New Chapter on Battle Against the Coronavirus by Dr. Moondust

New Chapter on Battle Against the Coronavirus by Dr. Moondust

The panic and confusion surrounding the pandemic caused by the novel coronavirus requires a systematic study of the disease (COVID-19) and the arsenal of weapons available to the biochemist in the fight against infection. When developing a particularly bad flu in January 2020 while in India after the visit of a friend, who had just travelled back from Wuhan (China), it gave me an early opportunity to study the tricky diagnosis of this dreaded disease first-hand.

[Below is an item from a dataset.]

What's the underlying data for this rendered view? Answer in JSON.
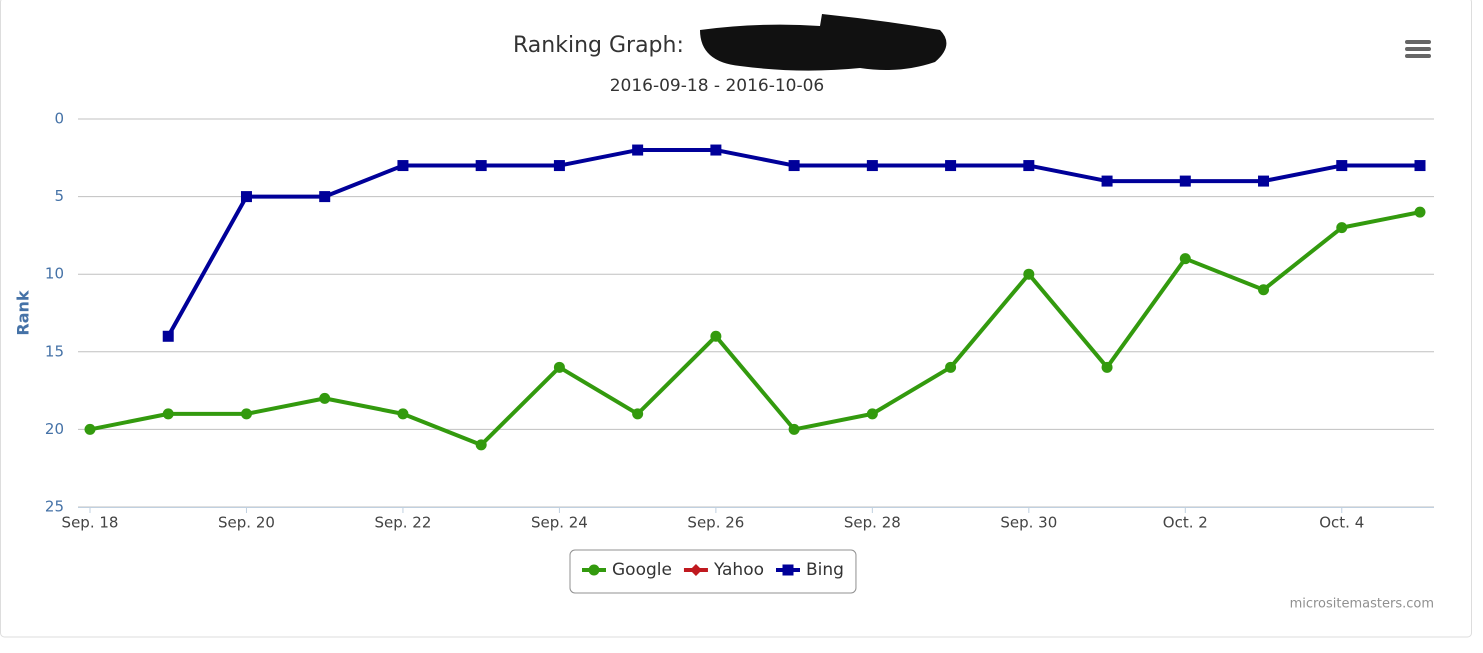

You can read and download the new book here or click on the image to read:

Abstract:

The somewhat unusual symptoms and a lingering weakness and malaise for months suggested that it was no ordinary influenza virus. Since that time, a baffling number of disparate symptoms have been ascribed to COVID-19 infection including respiratory, gastrointestinal, circulatory, urinary tract and nerve dysfunction that have even resulted in multi-organ failure in some cases.

Naturally, an array of risk factors have also been identified ranging from age, sex, obesity, diabetes, and hypertension to cigarette smoking that can increase mortality rate dramatically. In the intervening period, much research has appeared on biochemical compounds that may help to prevent this infection and, possibly, aid in patient recovery. Among these bioactive molecules are certain anti-inflammatory substances such as vitamin D, zinc, chloroquine, soy isoflavones like genistein, and glycyrrhizic acid, some of which may be successful in attacking different biochemical processes of the new coronavirus and disarming its deadly artillery against the human host.

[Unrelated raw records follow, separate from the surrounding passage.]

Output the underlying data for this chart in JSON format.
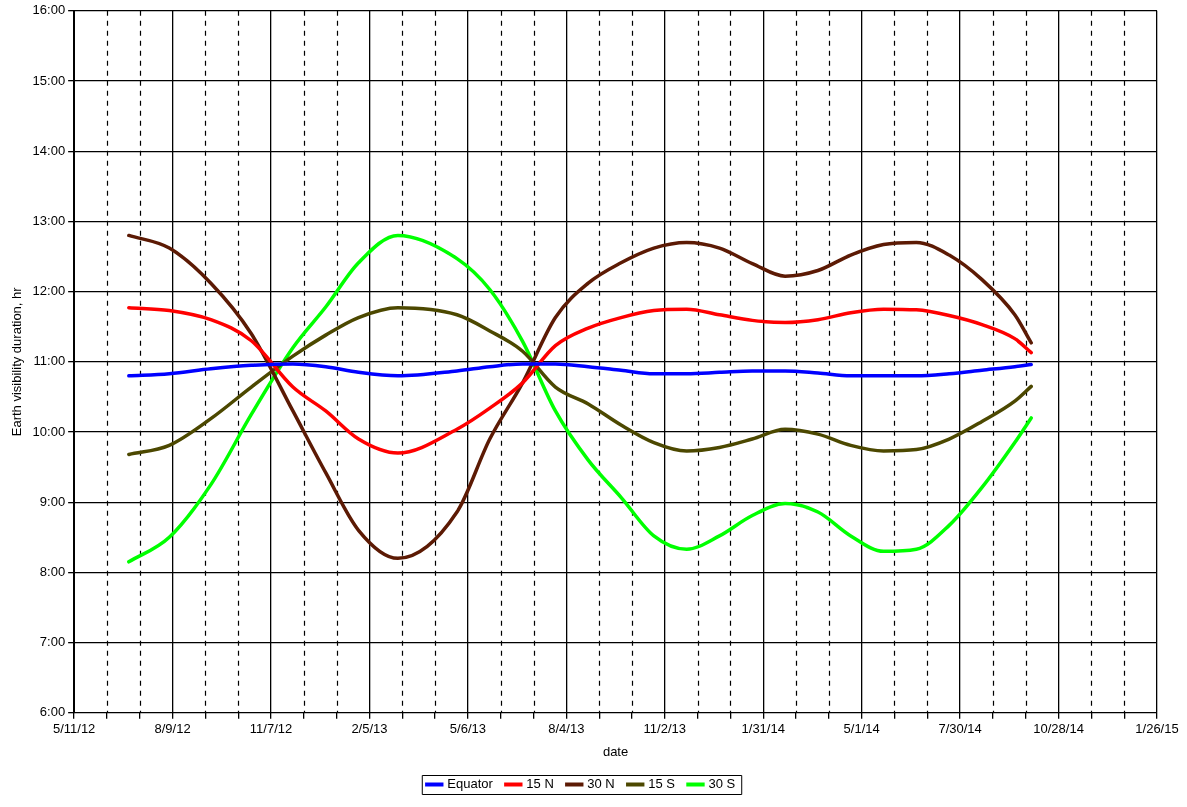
{
  "chart_data": {
    "type": "line",
    "xlabel": "date",
    "ylabel": "Earth visibility duration, hr",
    "x": [
      "2012-06-30",
      "2012-08-06",
      "2012-09-13",
      "2012-10-20",
      "2012-11-27",
      "2012-12-27",
      "2013-01-26",
      "2013-03-03",
      "2013-04-26",
      "2013-05-26",
      "2013-06-25",
      "2013-07-25",
      "2013-08-24",
      "2013-09-23",
      "2013-10-23",
      "2013-11-22",
      "2013-12-22",
      "2014-01-21",
      "2014-02-20",
      "2014-03-22",
      "2014-04-21",
      "2014-05-21",
      "2014-06-20",
      "2014-07-20",
      "2014-08-19",
      "2014-09-18",
      "2014-10-03"
    ],
    "series": [
      {
        "name": "Equator",
        "color": "#0000ff",
        "values": [
          10.8,
          10.83,
          10.9,
          10.95,
          10.97,
          10.93,
          10.85,
          10.8,
          10.87,
          10.93,
          10.97,
          10.97,
          10.93,
          10.88,
          10.83,
          10.83,
          10.85,
          10.87,
          10.87,
          10.84,
          10.8,
          10.8,
          10.8,
          10.83,
          10.88,
          10.93,
          10.96
        ]
      },
      {
        "name": "15 N",
        "color": "#ff0000",
        "values": [
          11.77,
          11.73,
          11.6,
          11.3,
          10.64,
          10.3,
          9.9,
          9.7,
          10.04,
          10.34,
          10.7,
          11.23,
          11.48,
          11.63,
          11.73,
          11.75,
          11.67,
          11.59,
          11.56,
          11.6,
          11.7,
          11.75,
          11.74,
          11.66,
          11.53,
          11.33,
          11.13
        ]
      },
      {
        "name": "30 N",
        "color": "#5c1a04",
        "values": [
          12.8,
          12.62,
          12.12,
          11.4,
          10.3,
          9.42,
          8.6,
          8.2,
          8.86,
          9.9,
          10.7,
          11.63,
          12.12,
          12.41,
          12.62,
          12.7,
          12.62,
          12.4,
          12.22,
          12.3,
          12.52,
          12.67,
          12.7,
          12.52,
          12.17,
          11.67,
          11.27
        ]
      },
      {
        "name": "15 S",
        "color": "#4c4800",
        "values": [
          9.68,
          9.81,
          10.19,
          10.64,
          11.08,
          11.38,
          11.63,
          11.77,
          11.67,
          11.44,
          11.15,
          10.64,
          10.4,
          10.1,
          9.85,
          9.73,
          9.78,
          9.9,
          10.04,
          9.97,
          9.81,
          9.73,
          9.75,
          9.9,
          10.15,
          10.44,
          10.65
        ]
      },
      {
        "name": "30 S",
        "color": "#00ff00",
        "values": [
          8.15,
          8.5,
          9.25,
          10.25,
          11.2,
          11.78,
          12.41,
          12.8,
          12.47,
          12.03,
          11.29,
          10.3,
          9.6,
          9.07,
          8.52,
          8.33,
          8.52,
          8.81,
          8.98,
          8.86,
          8.52,
          8.3,
          8.33,
          8.67,
          9.21,
          9.85,
          10.2
        ]
      }
    ],
    "xlim": [
      "2012-05-11",
      "2015-01-26"
    ],
    "xticks": [
      {
        "value": "2012-05-11",
        "label": "5/11/12"
      },
      {
        "value": "2012-06-10",
        "label": null
      },
      {
        "value": "2012-07-10",
        "label": null
      },
      {
        "value": "2012-08-09",
        "label": "8/9/12"
      },
      {
        "value": "2012-09-08",
        "label": null
      },
      {
        "value": "2012-10-08",
        "label": null
      },
      {
        "value": "2012-11-07",
        "label": "11/7/12"
      },
      {
        "value": "2012-12-07",
        "label": null
      },
      {
        "value": "2013-01-06",
        "label": null
      },
      {
        "value": "2013-02-05",
        "label": "2/5/13"
      },
      {
        "value": "2013-03-07",
        "label": null
      },
      {
        "value": "2013-04-06",
        "label": null
      },
      {
        "value": "2013-05-06",
        "label": "5/6/13"
      },
      {
        "value": "2013-06-05",
        "label": null
      },
      {
        "value": "2013-07-05",
        "label": null
      },
      {
        "value": "2013-08-04",
        "label": "8/4/13"
      },
      {
        "value": "2013-09-03",
        "label": null
      },
      {
        "value": "2013-10-03",
        "label": null
      },
      {
        "value": "2013-11-02",
        "label": "11/2/13"
      },
      {
        "value": "2013-12-02",
        "label": null
      },
      {
        "value": "2014-01-01",
        "label": null
      },
      {
        "value": "2014-01-31",
        "label": "1/31/14"
      },
      {
        "value": "2014-03-02",
        "label": null
      },
      {
        "value": "2014-04-01",
        "label": null
      },
      {
        "value": "2014-05-01",
        "label": "5/1/14"
      },
      {
        "value": "2014-05-31",
        "label": null
      },
      {
        "value": "2014-06-30",
        "label": null
      },
      {
        "value": "2014-07-30",
        "label": "7/30/14"
      },
      {
        "value": "2014-08-29",
        "label": null
      },
      {
        "value": "2014-09-28",
        "label": null
      },
      {
        "value": "2014-10-28",
        "label": "10/28/14"
      },
      {
        "value": "2014-11-27",
        "label": null
      },
      {
        "value": "2014-12-27",
        "label": null
      },
      {
        "value": "2015-01-26",
        "label": "1/26/15"
      }
    ],
    "ylim": [
      6,
      16
    ],
    "yticks": [
      {
        "value": 6,
        "label": "6:00"
      },
      {
        "value": 7,
        "label": "7:00"
      },
      {
        "value": 8,
        "label": "8:00"
      },
      {
        "value": 9,
        "label": "9:00"
      },
      {
        "value": 10,
        "label": "10:00"
      },
      {
        "value": 11,
        "label": "11:00"
      },
      {
        "value": 12,
        "label": "12:00"
      },
      {
        "value": 13,
        "label": "13:00"
      },
      {
        "value": 14,
        "label": "14:00"
      },
      {
        "value": 15,
        "label": "15:00"
      },
      {
        "value": 16,
        "label": "16:00"
      }
    ],
    "grid": true,
    "legend": "bottom",
    "marker": "none",
    "line_style": "solid"
  }
}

In a few instances, the viral processes that are inhibited by these chemicals are essential for the replication and reproduction of this RNA virus thereby striking a lethal blow to its machinery. Thus, taken together, these compounds may form a worthy arsenal against a formidable foe in the absence of an effective vaccine, and, especially, if relapse or re-infection proves to be a common occurrence in recovered COVID-19 patients.